Create a per-sample VariantStore zarr from a single-sample VCF.

Parameters:

Name Type Description Default
vcf_path str | Path

Path to annotated VCF (.vcf or .vcf.gz).

required
store_path Path | str

Output .zarr directory.

required
sample str

Sample name.

required
chromsizes str | Path | dict[str, int] | None

Path to .chrom.sizes, dict, or None to infer from VCF ##contig headers.

None
Source code in quantnado/dataset/store_variants.py
@classmethod
def from_vcf(
    cls,
    vcf_path: str | Path,
    store_path: Path | str,
    sample: str,
    chromsizes: str | Path | dict[str, int] | None = None,
    *,
    chunk_len: int | None = None,
    construction_compression: str = DEFAULT_CONSTRUCTION_COMPRESSION,
    overwrite: bool = True,
    filter_chromosomes: bool = True,
    test: bool = False,
    test_chromosomes: list[str] | tuple[str, ...] | None = None,
    log_file: Path | None = None,
) -> "VariantStore":
    """Create a per-sample VariantStore zarr from a single-sample VCF.

    Parameters
    ----------
    vcf_path:
        Path to annotated VCF (.vcf or .vcf.gz).
    store_path:
        Output .zarr directory.
    sample:
        Sample name.
    chromsizes:
        Path to .chrom.sizes, dict, or None to infer from VCF ##contig headers.
    """
    if log_file is not None:
        from quantnado.utils import setup_logging
        setup_logging(Path(log_file), verbose=False)

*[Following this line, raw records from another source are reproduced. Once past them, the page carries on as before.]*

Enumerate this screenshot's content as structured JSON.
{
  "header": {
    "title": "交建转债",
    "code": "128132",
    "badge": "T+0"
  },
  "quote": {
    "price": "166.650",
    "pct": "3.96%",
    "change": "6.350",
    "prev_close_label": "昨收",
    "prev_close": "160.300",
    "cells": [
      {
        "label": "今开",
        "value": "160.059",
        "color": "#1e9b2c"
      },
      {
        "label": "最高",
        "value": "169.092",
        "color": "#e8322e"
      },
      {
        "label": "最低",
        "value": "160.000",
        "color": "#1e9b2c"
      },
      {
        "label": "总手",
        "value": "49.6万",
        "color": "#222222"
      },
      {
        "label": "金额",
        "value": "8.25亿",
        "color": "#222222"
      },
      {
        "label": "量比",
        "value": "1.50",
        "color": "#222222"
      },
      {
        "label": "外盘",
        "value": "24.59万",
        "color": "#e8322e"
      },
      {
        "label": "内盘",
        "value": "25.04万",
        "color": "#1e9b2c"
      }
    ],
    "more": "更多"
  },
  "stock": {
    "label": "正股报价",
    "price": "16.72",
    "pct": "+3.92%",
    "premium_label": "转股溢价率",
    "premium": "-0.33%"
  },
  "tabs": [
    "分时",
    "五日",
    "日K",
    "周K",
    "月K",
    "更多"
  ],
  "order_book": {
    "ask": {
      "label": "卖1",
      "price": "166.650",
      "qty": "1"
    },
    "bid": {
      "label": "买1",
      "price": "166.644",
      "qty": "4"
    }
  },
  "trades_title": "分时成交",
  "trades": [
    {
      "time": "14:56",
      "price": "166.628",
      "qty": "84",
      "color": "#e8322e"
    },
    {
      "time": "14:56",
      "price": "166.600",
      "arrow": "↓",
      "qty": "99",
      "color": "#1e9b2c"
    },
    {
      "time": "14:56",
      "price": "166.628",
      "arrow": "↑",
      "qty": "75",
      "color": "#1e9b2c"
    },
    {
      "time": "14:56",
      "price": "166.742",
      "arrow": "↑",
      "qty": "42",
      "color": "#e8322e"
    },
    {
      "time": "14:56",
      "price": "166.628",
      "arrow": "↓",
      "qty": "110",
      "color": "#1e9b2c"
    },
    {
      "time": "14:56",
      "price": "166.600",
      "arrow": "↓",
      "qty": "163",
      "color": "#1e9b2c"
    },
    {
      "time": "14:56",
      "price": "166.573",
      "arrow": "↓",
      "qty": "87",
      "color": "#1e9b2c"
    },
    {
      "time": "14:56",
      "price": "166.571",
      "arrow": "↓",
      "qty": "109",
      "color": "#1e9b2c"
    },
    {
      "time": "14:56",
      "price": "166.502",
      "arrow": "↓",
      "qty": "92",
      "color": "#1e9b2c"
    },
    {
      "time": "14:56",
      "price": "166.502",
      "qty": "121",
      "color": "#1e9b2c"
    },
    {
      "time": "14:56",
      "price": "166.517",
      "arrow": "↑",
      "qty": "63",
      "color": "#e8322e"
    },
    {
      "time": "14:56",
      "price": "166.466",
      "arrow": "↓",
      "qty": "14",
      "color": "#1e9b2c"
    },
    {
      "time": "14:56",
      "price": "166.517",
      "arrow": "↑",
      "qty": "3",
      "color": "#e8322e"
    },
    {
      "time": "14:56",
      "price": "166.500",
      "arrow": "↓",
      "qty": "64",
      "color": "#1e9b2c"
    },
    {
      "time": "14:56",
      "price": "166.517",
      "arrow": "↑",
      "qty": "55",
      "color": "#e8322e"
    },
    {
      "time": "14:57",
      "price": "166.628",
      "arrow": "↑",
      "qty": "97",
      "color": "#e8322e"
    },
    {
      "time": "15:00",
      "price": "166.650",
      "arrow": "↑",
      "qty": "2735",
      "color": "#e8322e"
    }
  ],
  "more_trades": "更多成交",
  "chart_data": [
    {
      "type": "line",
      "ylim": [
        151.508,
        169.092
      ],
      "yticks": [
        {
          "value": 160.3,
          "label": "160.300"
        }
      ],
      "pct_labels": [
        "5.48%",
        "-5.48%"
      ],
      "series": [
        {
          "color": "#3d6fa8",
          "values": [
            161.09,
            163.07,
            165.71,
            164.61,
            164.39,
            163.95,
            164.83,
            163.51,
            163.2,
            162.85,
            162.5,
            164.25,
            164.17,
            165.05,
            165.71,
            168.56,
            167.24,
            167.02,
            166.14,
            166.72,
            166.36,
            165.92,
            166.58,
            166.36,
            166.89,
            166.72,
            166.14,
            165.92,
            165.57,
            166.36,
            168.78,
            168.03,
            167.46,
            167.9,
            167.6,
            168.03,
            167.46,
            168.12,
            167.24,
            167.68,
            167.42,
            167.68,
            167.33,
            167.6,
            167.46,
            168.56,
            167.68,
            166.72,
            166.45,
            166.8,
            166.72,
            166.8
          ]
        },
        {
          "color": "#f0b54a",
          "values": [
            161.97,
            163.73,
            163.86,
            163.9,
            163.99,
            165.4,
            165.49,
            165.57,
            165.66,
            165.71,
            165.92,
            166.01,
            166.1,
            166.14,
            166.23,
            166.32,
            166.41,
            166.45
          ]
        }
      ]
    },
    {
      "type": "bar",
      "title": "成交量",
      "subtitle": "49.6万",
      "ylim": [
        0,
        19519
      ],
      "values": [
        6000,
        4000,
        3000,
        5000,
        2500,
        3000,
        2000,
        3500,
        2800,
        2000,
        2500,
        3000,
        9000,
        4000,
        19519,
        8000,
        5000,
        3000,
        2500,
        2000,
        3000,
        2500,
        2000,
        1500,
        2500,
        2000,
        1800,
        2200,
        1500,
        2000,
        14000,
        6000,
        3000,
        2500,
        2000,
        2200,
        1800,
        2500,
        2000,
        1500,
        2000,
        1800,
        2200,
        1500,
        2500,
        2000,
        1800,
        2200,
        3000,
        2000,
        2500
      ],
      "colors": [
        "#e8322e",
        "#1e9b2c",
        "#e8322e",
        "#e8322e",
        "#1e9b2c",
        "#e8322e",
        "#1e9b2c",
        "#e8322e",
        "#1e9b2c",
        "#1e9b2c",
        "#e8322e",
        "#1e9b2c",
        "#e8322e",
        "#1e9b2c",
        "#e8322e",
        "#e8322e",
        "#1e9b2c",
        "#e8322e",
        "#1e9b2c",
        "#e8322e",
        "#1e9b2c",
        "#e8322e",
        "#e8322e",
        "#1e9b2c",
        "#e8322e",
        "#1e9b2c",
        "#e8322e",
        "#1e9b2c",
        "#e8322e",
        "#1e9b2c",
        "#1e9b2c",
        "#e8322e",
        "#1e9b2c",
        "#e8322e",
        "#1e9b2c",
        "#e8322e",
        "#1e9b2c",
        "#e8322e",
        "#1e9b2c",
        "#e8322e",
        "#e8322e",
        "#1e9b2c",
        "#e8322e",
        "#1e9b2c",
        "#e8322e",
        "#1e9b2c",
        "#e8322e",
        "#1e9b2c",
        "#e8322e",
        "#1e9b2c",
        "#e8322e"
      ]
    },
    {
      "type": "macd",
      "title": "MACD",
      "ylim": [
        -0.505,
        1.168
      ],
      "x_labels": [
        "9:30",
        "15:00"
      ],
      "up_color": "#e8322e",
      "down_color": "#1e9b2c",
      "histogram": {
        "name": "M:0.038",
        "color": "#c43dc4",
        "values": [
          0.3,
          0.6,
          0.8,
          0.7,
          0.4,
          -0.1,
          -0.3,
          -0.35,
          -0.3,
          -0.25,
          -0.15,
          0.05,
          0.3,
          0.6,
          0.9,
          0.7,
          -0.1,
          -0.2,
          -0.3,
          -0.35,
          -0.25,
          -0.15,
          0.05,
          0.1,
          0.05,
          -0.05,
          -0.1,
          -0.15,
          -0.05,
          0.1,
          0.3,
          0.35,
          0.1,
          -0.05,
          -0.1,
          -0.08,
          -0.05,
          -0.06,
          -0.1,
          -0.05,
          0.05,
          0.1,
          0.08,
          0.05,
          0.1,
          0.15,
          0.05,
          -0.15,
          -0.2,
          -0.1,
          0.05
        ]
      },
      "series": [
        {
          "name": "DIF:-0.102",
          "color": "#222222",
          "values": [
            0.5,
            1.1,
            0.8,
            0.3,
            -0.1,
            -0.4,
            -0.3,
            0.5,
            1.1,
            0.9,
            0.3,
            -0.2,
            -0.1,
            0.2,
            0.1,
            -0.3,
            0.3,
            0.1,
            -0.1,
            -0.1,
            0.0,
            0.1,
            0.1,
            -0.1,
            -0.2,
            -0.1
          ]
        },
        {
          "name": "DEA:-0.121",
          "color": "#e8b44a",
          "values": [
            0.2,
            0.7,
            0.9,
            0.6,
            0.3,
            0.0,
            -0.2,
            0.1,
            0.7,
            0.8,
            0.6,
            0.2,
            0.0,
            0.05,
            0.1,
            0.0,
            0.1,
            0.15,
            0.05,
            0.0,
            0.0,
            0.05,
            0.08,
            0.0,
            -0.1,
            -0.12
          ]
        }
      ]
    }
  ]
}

    logger.info(f"Reading VCF: {vcf_path}")
    chrom_data, header_chromsizes = _read_vcf(
        vcf_path,
        filter_chromosomes=filter_chromosomes,
        test=test,
        test_chromosomes=test_chromosomes,
    )

    if chromsizes is None:
        if not header_chromsizes:
            raise ValueError(
                "No chromsizes provided and VCF ##contig headers are missing. "
                "Provide chromsizes explicitly."
            )
        chromsizes = header_chromsizes

    chromsizes_dict = _parse_chromsizes(
        chromsizes,
        filter_chromosomes=filter_chromosomes,
        test=test,
        test_chromosomes=test_chromosomes,
    )
    resolved_chunk_len = _resolve_chunk_len(chromsizes_dict, Path(store_path), chunk_len)
    compressors = _resolve_compressors(construction_compression)

    store = cls(
        store_path=store_path,
        sample=sample,
        chromsizes=chromsizes_dict,
        chunk_len=resolved_chunk_len,
        compressors=compressors,
        overwrite=overwrite,
    )

    store._write_variants(chrom_data)
    n_variants = sum(len(d["pos"]) for d in chrom_data.values())
    store._finalise(n_variants)

    return store